Some things can take a long time. A lot longer than I think. Well, not really but sometimes there is a difference between thinking that something will take a long time and the time it takes to do said thing. If that didn’t make any sense to you don’t worry it’s just that sometimes words fail me. It also might be that I’ve been working on a drawing for two days and I’m a little punchy. That drawing is the thing that’s taking a long time.

I am a great fan of simplicity in drawing. There is an elegance to it that is not easy to capture. That great difficulty of simplicity is that there is nowhere to hide. In describing something with as few lines as possible those lines have to be dead on correct or the mistake is hanging out there for all to see. The drawback to simplicity is that fewer people like it than complexity. You’ll be less loved if you’re simple. Well, maybe just your drawings.

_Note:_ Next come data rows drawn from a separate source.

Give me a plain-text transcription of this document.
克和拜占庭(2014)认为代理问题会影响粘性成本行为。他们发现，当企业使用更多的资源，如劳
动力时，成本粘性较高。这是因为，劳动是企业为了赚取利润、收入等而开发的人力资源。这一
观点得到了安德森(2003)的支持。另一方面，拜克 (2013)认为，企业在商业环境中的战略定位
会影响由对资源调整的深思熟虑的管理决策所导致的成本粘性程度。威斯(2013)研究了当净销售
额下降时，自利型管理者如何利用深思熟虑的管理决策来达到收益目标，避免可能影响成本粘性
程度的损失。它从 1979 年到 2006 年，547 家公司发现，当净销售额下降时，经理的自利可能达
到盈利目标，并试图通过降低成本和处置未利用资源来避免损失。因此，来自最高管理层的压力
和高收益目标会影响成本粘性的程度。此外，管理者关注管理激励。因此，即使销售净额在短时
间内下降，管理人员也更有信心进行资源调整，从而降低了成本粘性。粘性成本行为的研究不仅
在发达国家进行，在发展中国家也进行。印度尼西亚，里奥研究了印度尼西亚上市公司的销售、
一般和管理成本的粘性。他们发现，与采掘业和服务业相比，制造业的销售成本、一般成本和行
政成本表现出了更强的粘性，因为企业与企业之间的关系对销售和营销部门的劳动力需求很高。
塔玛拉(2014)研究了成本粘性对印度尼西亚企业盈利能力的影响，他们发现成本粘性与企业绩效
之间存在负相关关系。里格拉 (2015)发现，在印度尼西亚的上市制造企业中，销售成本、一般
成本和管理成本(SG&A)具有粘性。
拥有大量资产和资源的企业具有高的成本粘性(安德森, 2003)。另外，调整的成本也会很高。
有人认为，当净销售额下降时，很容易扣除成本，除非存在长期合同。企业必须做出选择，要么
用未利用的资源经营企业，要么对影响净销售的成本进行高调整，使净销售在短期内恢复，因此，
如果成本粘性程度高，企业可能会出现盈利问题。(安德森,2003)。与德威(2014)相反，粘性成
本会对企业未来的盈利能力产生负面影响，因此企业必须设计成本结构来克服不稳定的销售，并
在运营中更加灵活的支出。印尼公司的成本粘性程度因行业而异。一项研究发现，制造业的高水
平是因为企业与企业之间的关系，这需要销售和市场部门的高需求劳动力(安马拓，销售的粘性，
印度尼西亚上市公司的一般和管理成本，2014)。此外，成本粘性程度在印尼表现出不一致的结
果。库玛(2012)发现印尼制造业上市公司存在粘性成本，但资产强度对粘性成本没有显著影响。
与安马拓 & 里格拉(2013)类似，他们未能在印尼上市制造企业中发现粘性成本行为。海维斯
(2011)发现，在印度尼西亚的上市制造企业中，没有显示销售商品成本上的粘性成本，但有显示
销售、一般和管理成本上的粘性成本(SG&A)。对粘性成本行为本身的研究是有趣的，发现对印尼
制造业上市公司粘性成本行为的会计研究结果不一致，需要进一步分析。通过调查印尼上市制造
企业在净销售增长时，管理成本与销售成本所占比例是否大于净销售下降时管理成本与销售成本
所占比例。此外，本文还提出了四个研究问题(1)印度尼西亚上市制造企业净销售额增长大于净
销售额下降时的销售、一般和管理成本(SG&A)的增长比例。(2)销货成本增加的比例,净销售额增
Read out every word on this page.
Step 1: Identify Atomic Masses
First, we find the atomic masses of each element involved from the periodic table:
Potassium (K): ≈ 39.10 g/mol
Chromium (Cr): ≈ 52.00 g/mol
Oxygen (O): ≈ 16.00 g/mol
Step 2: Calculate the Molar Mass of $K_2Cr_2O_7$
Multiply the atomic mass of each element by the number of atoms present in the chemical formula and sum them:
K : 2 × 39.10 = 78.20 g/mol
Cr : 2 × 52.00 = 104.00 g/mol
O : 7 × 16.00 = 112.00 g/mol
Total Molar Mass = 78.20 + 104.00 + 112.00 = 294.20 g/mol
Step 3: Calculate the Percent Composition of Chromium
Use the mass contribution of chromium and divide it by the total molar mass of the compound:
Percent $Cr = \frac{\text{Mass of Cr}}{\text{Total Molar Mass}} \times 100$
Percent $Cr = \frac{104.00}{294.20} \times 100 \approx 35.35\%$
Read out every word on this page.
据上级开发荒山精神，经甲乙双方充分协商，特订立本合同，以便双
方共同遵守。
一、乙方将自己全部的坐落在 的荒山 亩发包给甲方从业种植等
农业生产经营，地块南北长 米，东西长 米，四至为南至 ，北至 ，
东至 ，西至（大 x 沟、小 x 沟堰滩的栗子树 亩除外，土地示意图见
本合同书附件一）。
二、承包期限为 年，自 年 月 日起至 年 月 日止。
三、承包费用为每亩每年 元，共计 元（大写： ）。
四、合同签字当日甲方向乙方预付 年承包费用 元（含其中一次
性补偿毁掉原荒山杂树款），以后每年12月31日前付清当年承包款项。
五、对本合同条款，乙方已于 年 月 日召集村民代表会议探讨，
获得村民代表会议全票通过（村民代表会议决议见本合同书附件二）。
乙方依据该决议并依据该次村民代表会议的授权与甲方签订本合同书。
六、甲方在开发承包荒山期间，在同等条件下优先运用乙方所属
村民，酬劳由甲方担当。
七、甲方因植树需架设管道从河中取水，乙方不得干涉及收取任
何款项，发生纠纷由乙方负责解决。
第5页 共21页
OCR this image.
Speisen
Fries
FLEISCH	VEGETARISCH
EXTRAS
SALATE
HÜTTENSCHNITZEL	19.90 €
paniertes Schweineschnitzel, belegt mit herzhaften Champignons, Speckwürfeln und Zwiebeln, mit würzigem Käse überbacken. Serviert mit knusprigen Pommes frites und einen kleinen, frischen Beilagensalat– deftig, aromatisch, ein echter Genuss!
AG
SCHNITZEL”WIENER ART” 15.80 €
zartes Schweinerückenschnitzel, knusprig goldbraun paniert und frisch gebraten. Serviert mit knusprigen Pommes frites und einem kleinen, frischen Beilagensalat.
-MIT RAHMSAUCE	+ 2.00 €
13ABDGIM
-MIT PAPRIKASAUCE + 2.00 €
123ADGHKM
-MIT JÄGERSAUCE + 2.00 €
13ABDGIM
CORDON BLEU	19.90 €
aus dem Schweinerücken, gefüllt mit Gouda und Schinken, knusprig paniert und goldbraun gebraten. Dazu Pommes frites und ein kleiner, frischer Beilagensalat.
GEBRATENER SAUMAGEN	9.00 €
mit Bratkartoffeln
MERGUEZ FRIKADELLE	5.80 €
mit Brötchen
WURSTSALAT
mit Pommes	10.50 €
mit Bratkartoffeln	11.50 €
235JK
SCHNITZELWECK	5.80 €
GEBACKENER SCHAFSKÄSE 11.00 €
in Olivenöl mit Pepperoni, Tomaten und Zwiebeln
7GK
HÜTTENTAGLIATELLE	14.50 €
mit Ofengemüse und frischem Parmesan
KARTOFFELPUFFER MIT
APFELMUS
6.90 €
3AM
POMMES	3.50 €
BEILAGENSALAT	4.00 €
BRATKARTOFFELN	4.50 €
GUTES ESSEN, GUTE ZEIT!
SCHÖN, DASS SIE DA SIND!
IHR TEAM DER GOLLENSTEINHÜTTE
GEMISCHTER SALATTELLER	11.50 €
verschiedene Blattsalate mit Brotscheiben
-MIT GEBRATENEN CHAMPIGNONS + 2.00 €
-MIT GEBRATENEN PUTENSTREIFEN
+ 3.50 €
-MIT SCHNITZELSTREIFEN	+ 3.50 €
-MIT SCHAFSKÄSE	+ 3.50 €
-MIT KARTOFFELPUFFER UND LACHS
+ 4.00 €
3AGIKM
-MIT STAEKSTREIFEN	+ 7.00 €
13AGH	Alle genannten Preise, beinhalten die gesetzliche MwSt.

People like to see hard work in their art. The most common insult that a person hurls at a piece of art is, “Well, I could have done that”. This insult, whether true or not, is usually aimed at a piece in which there is little hard work evident. The insult is really accusing the artist of laziness. You won’t hear that insult thrown at a work that appears to posses complexity. Even if the viewer really could have “done that” he appreciates the work involved in doing it.

The irony of this complexity versus simplicity thing is that there is often more work involved in simplicity than complexity. It is just hidden from view. There can also be bad art made in the realm of simplicity in which little work was done. So simplicity and complexity are really choices that have no direct relation to quality. It’s just that people appreciate bad complex work more than bad simple work. Paint a thousand angels on a canvas and even if the painting is not very good people will appreciate it more than just one badly painted angel.

This is all just preface to say that I have been working on a complex drawing. To me complexity is just simplicity multiplied. That’s not quite true because there are some differences. Working on a simple drawing involves constant refining and manipulating little details over and over until the final drawing looks effortless. Working on a complex drawing requires less attention to any single detail and more attention to how they hold up together. No single mark demands more importance than any other single mark. There is no making it look effortless in complexity. As a matter of fact the more effortful you make it look the better. That’s what complexity is about; making it it look hard.

I think I work on complex drawings and paintings when I want to be loved and simple ones when I’m a little more anti-social. Of course that all takes place inside my head and has little bearing on the outside world since the outside world exclusively showers me with indifference.

And now back to how long things take. The odd thing is that it’s easier to predict how long a complex piece will take. I figured the drawing I’ve been working on would take two days. Of course the actual two days are always longer that the theoretical two days but that’s reality for you. And an explanation for my first paragraph.

A simple piece can go very quickly or not. It can take hours or days. Sometimes a drawing can sit around for ages until I pick it up again and finish it. The drawing was just impossible to finish before then.

Strangely enough both simple and complex start out the same. The difference is a complex piece you just keep adding to until it is done while a simple piece you have to take away from it until it is done. Working by addition is easier than subtraction because if you take away too much you’ll have nothing left. Having nothing left is very bad.

I am glad for the chance to finish something. Never finishing anything as I am learning Flash has been killing me. And there is another little glimpse into being me.